Useful Qatar Resources:

Doha Skyline

There you have it! I can’t wait to visit again as I really enjoyed myself and the country’s national airline, Qatar Airways, is one of the best airlines in the world. When their new airport opens up in the fall of 2012 this destination will be even better so add it to your list of must-visit destinations.

Comments

  1. Enjoyed your pics. I had no idea Qatar was so developed. Great night capture of the skyline, kinda reminds me of a Chinese skyline.

  2. “They live in comfortable residences” Really? Have you seen them? I have been to several UAE, and Oman. They treat their workers like endentured servants. And this doesn’t bother you? How can you have kudos for a country where, as you say “no one works” yet the immigrant worker has to get permission to leave? Clearly it is great for the elite few but the poor foreigners working conditions are akin to slavery. You can keep that part of the world. Maybe you don’t care about human rights violations.

    • hi there Laura , yes we do live in comforte and yes we use workers who come from all the world to work here but our human rights violations is not as bad as you make it ,i am not saying we are angel’s but we are not as bad as you make it ,thanks and waiting you replay

  3. Thank you J.J.
    for this nice fotos.
    I have been to Qatar in 2006, but it seems it has changed a lot again. I did not have such a nice hotel as you, but still I remember friendly people.
    greetings,
    Leopold

  4. Howdy John,
    Not only have I heard of Qatar, but I do a Qatar Airways T-Shirt!
    Two issues:
    1. Is it Pronounced Ka-Tar, or Cutter (I have heard it both ways).
    2. I always thought Brunei was the World’s wealthiest country, but I guess in recent years the Emirates countries have put them down the list!

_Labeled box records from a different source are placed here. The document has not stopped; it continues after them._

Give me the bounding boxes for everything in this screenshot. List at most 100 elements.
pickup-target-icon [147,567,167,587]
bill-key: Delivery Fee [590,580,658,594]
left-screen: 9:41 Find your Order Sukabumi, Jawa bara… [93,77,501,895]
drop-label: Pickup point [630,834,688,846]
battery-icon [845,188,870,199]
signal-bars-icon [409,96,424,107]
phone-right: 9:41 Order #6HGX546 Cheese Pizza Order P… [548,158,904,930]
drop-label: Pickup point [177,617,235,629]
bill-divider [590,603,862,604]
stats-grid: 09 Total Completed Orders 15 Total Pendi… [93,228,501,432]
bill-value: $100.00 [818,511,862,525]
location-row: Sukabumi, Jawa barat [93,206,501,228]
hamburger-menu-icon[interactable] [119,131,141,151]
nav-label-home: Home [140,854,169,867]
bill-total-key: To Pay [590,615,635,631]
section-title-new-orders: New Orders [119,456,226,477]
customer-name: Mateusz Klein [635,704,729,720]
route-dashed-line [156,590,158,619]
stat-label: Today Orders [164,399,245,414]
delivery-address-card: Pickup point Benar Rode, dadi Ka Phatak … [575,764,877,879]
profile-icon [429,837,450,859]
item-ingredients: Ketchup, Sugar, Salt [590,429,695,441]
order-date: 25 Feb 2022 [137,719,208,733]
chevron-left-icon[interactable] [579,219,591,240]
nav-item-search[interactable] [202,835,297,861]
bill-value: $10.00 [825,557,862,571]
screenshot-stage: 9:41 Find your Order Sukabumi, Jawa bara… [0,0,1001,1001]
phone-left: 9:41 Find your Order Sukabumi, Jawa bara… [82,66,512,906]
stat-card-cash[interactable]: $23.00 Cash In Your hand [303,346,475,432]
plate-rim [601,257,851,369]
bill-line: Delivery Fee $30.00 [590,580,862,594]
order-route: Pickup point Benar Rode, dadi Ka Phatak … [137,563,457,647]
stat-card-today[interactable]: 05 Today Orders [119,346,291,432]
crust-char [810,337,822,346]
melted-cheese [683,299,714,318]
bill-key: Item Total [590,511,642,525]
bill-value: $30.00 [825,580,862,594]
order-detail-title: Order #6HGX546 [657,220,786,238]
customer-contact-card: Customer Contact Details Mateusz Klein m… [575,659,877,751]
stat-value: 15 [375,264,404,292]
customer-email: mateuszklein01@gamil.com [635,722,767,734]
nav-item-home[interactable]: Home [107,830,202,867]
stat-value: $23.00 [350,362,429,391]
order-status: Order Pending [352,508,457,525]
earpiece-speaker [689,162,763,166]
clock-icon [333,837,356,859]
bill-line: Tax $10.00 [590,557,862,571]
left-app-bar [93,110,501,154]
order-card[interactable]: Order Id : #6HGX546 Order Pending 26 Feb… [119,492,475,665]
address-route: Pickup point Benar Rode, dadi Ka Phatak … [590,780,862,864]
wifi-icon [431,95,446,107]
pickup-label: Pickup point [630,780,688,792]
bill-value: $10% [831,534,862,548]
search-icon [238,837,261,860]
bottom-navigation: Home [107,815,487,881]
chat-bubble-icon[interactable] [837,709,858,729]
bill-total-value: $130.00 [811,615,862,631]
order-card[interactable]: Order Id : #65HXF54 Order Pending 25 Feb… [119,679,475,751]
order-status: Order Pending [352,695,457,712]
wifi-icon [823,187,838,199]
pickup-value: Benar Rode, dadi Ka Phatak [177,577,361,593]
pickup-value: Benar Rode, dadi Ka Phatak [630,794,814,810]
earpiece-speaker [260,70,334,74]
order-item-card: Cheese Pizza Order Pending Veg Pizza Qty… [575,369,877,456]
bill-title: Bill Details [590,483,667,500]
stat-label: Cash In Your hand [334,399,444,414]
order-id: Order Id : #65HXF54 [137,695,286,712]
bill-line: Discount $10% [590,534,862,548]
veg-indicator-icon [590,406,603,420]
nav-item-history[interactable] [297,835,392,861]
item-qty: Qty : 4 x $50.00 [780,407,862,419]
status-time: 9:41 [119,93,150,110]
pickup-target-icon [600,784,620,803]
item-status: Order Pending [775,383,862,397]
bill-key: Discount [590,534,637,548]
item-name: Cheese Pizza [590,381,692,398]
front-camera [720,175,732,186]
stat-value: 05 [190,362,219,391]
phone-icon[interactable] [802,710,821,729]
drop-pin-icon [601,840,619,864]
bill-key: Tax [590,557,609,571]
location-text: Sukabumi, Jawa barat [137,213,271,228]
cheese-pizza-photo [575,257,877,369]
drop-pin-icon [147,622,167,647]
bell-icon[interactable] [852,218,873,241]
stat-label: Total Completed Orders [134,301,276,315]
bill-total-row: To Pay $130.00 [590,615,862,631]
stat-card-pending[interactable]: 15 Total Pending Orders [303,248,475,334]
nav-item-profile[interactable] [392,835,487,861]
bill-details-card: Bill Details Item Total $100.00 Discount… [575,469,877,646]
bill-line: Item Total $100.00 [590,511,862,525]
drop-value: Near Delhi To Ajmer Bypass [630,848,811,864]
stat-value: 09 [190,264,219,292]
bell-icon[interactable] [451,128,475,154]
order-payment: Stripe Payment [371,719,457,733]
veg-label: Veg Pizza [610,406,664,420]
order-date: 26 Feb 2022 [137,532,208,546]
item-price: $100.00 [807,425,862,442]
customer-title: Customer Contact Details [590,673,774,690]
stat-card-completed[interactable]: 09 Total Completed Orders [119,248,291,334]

  5. I love the images of the skyscrapers. Looks like a very modern city and a good destination for architecture buffs like me. And I’d love to visit the Spice Market. The food looks awesome. Bet I would get a few new ideas on how to spice up my dishes at home?

  6. Yeah… Qatar is a great place to be in. I guess that should be my next destination now. I went to Oman some time back with the same notion and returned impressed. Oman may not be the richest nation in the world but it thrives on luxury and a life in Oman is truely well-lived.

  7. Hi,

    I enjoy reading about your adventures, Johnny. However, in your story about visiting Qatar, you repeat the phrase “tons of…” three times.

    There are many descriptive adjectives that could be used instead – “tons” of anything is meaningless.

  8. Sandboarding looks awesome. How difficult it is compared to snowboarding?

  9. self-appointed fact-checker says:

    the total population of Qatar is 1,853,563 people, and that’s based on the 2010 census; its one of the fastest-growing cities in the world, population-wise. What, you have something against Wikipedia? : )

  10. Great post, I would love to go there one day.